DB Indexes (Indices?)

How indexes work under the hood

A db index is essentially just a new, separate table with two columns: the value in the indexed column, and a pointer to the full row in the real db table. And crucially, the index is ordered and stored as a binary tree, making lookups to it O(log(n)) instead of O(n). So when I have the following in my schema:

create_table "table_rows", force: :cascade do |t|
  t.integer "position"
  t.string "team_name"
  t.integer "points"
  t.integer "goal_difference"
  t.bigint "table_id", null: false
  t.datetime "created_at", null: false
  t.datetime "updated_at", null: false
  t.float "xg_diff_per90"
  t.bigint "club_id"
  t.index ["club_id"], name: "index_table_rows_on_club_id"
  t.index ["table_id"], name: "index_table_rows_on_table_id"
end

The index at the end means we’re creating two additional little tables, and the first of those should look like:

club_id     |  reference
2345982345  |  <pointer to table row>
9834589234  |  <pointer to table row>
3347239502  |  <pointer to table row>
Why use indexes?

They make table lookups faster because of how the data is stored (in a b tree).

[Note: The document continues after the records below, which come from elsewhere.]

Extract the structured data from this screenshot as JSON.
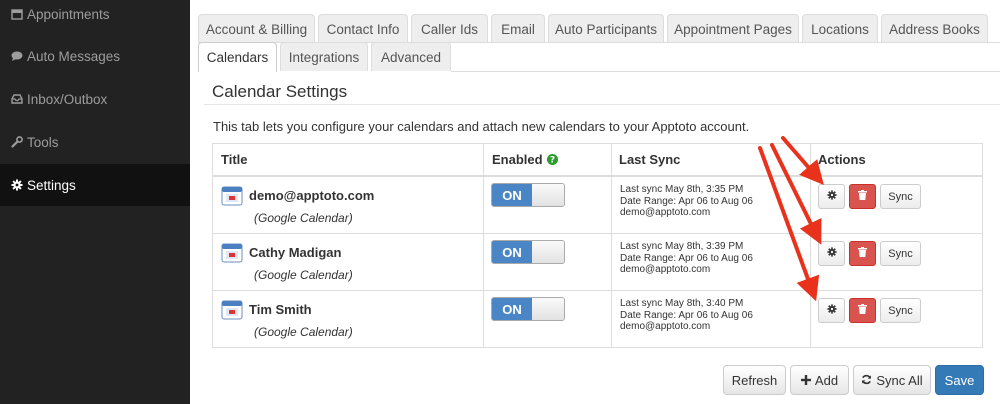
{
  "sidebar": {
    "items": [
      {
        "label": "Appointments",
        "icon": "calendar-icon"
      },
      {
        "label": "Auto Messages",
        "icon": "speech-bubble-icon"
      },
      {
        "label": "Inbox/Outbox",
        "icon": "inbox-icon"
      },
      {
        "label": "Tools",
        "icon": "wrench-icon"
      },
      {
        "label": "Settings",
        "icon": "gear-icon",
        "active": true
      }
    ]
  },
  "tabs": {
    "row1": [
      "Account & Billing",
      "Contact Info",
      "Caller Ids",
      "Email",
      "Auto Participants",
      "Appointment Pages",
      "Locations",
      "Address Books"
    ],
    "row2": [
      "Calendars",
      "Integrations",
      "Advanced"
    ],
    "active": "Calendars"
  },
  "section": {
    "title": "Calendar Settings",
    "description": "This tab lets you configure your calendars and attach new calendars to your Apptoto account."
  },
  "table": {
    "headers": {
      "title": "Title",
      "enabled": "Enabled",
      "last_sync": "Last Sync",
      "actions": "Actions"
    },
    "rows": [
      {
        "name": "demo@apptoto.com",
        "type": "(Google Calendar)",
        "enabled": "ON",
        "sync_line1": "Last sync May 8th, 3:35 PM",
        "sync_line2": "Date Range: Apr 06 to Aug 06",
        "sync_line3": "demo@apptoto.com",
        "sync_button": "Sync"
      },
      {
        "name": "Cathy Madigan",
        "type": "(Google Calendar)",
        "enabled": "ON",
        "sync_line1": "Last sync May 8th, 3:39 PM",
        "sync_line2": "Date Range: Apr 06 to Aug 06",
        "sync_line3": "demo@apptoto.com",
        "sync_button": "Sync"
      },
      {
        "name": "Tim Smith",
        "type": "(Google Calendar)",
        "enabled": "ON",
        "sync_line1": "Last sync May 8th, 3:40 PM",
        "sync_line2": "Date Range: Apr 06 to Aug 06",
        "sync_line3": "demo@apptoto.com",
        "sync_button": "Sync"
      }
    ]
  },
  "footer": {
    "refresh": "Refresh",
    "add": "Add",
    "sync_all": "Sync All",
    "save": "Save"
  },
  "colors": {
    "sidebar_bg": "#222222",
    "toggle_on": "#4a86c6",
    "delete": "#d9534f",
    "primary": "#337ab7",
    "annotation_arrow": "#e8321c",
    "help_icon": "#2a9d2a"
  }
}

As a place to start, indexing on foreign key columns makes sense. Why? Let’s take the example above, and look at the table_id index. We know that in order to display a table, we want to pull all table rows that have the table_id of that particular table, and that’s something we’ll want to do fairly frequently. Having an index there makes the lookups faster, and makes the platform faster.

Unique indexes provide another reason to use db indexes: they enforce a constraint, and ensure that records that would violate that constraint do not make it to the database. See ‘Current task and logic’ below for an example of this. These constraints can serve as a backup for regular Rails validations.

When not to use indexes

Db indexes are often useful for making lookups faster, but there are some situations not to use them in.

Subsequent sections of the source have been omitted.